A very complex subject. One deserving of much more conversation that I can provide here. I will try to provide my viewpoint as a person of a multi-cultural family and a life long friend to people based upon the content of their character and nothing else.
- I respect and admire Dr. Martin Luther King Jr., but do not like Malcom X.
- I respect the message that Black Lives Matter, but do not support reparations.
- I support peaceful protests, but will not accept violence or antifa.
- I will not be bullied into appeasement.
- I will not defund the Police, or demean them in any way. They serve a vital function in society and I am glad they are willing to perform it.
- I have listened and done my best to hear viewpoints from all sides. The vast majority of people on both sides just want to live their lives as best they can. We can build off of that.
- I believe social harmony can be re-established to everyone’s benefit.
- I oppose the acceptance of double-standards. We are all human, Any rule or effort to favor (or exclude) a particular heritage is morally wrong. For instance: The term “person of color” is meant to specifically exclude a particular race, and by that fact is inherently racist. As long as any group feels entitled to place itself above another, true social acceptance is harmed. This applies to every side of the spectrum.
- Pre-judging someone by their skin color is just as senseless as judging them by their hair color or eye color. It’s the content of their character that matters.
There is the perception that some groups are treated better than others. And I know that phrase will upset some people, but here is why I say it: A long time ago I learned that “perceptions become reality”. If you are raised all your life and told by people that you trust and look up to that the police will kill you if they get a chance, then you believe that as if it were fact, regardless of anything else. And if the media feeds you sensationalized stories every other day that support that perception, then your belief is re-enforced, and the perception actually becomes reality for you. And as you go about your life each time you are around a police officer you will be uncomfortable. You may know absolutely nothing about that officer, they may be the most caring and kind person you could ever meet. But because you’ve had the perception planted so deeply into your persona that you may be killed by that officer, you can’t help but feel resentment and confrontational. This isn’t to say that your perception is wrong, but that it influences your conduct.
Conversely, if you are a police officer you are trained to be ever vigilant for anyone who has the demeanor of anxiety when they are around. Because, officers believe themselves to be protectors of the innocent and keepers of the civil society. Their training tells them that they are a comfort to the weak and innocent, and a threat to the predators. So, they are trained to notice anyone who displays anxiety in their presence as a possible predator. This is a bad combination, that all too often results in conflict. And the conflict only deepens the perceptions held by both sides.
So, to answer the question. My views on social justice are that most people are inherently good, that the vast majority of conflict comes from perceptions generated due to a lack of positive interaction. Now, there are exceptions, like the people who poisoned me a couple of years ago. But luckily they are few. I think that one of the reasons that it has gotten to such a crescendo recently is because of outside agitation, and the displacement of anger over the effect that covid-19 has had on the destruction of our social norms.
There is no quick solution, it will take hard work and everyone performing what I call “spot corrections”. A spot correction is a term I picked up in the military. It refers to catching someone who is violating a rule, and correcting them on the spot. Now in the military that is easy, but in the civilian world that could get you shot. So, how can you do spot corrections?

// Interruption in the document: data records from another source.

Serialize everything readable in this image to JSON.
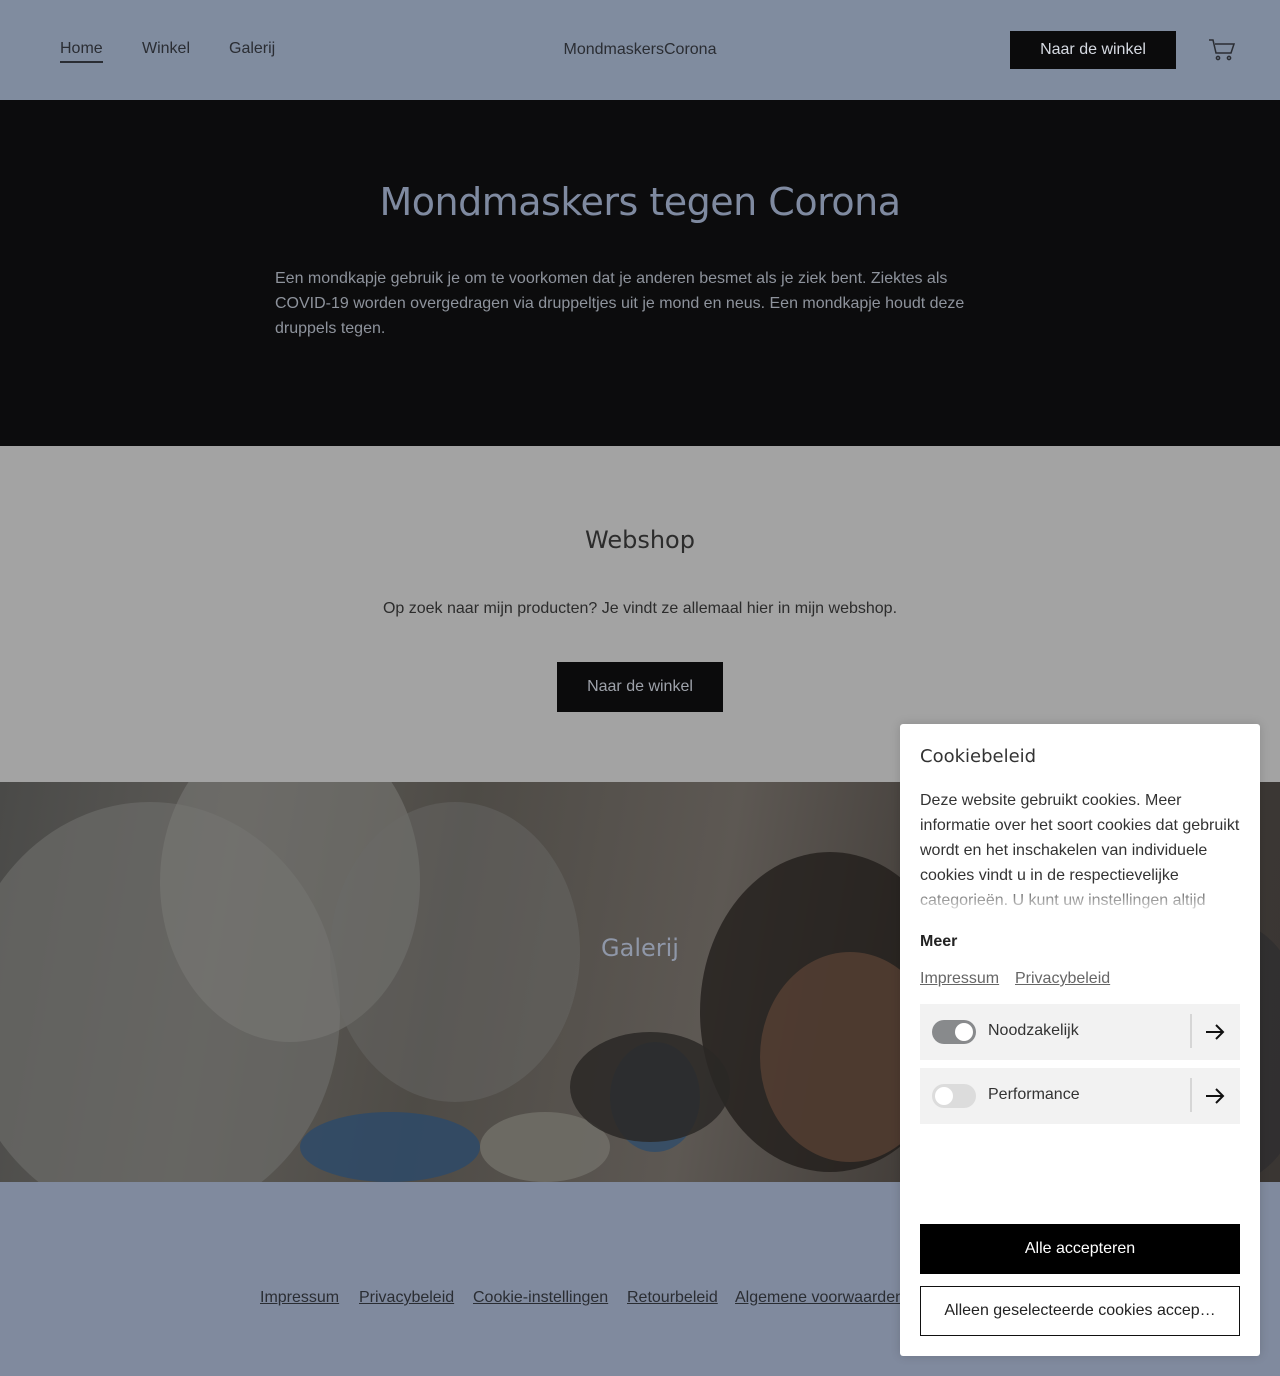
{
  "header": {
    "nav": [
      "Home",
      "Winkel",
      "Galerij"
    ],
    "brand": "MondmaskersCorona",
    "shop_button": "Naar de winkel",
    "cart_icon": "cart-icon"
  },
  "hero": {
    "title": "Mondmaskers tegen Corona",
    "text": "Een mondkapje gebruik je om te voorkomen dat je anderen besmet als je ziek bent. Ziektes als COVID-19 worden overgedragen via druppeltjes uit je mond en neus. Een mondkapje houdt deze druppels tegen."
  },
  "webshop": {
    "title": "Webshop",
    "text": "Op zoek naar mijn producten? Je vindt ze allemaal hier in mijn webshop.",
    "button": "Naar de winkel"
  },
  "gallery": {
    "title": "Galerij"
  },
  "footer": {
    "links": [
      "Impressum",
      "Privacybeleid",
      "Cookie-instellingen",
      "Retourbeleid",
      "Algemene voorwaarden"
    ]
  },
  "cookie": {
    "title": "Cookiebeleid",
    "description": "Deze website gebruikt cookies. Meer informatie over het soort cookies dat gebruikt wordt en het inschakelen van individuele cookies vindt u in de respectievelijke categorieën. U kunt uw instellingen altijd",
    "more": "Meer",
    "links": [
      "Impressum",
      "Privacybeleid"
    ],
    "categories": [
      {
        "label": "Noodzakelijk",
        "enabled": true
      },
      {
        "label": "Performance",
        "enabled": false
      }
    ],
    "accept_all": "Alle accepteren",
    "accept_selected": "Alleen geselecteerde cookies accep…"
  }
}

First, they must be non-confrontational, and impersonal. If you see someone without a mask, don’t call them names and pepper spay them. Offer them a spare mask you happen to be carrying. If they don’t take it the first time, that’s no big deal. After a few times they will realize you aren’t trying to control them, you are wanting to help them as a friend. And their sense of resistance to prove they are independent will mellow out. In the end, you let them know that we are all in this together and that you care about them. That is the type of thing that breaks down these unproductive perceptions that are separating our community so destructively right now.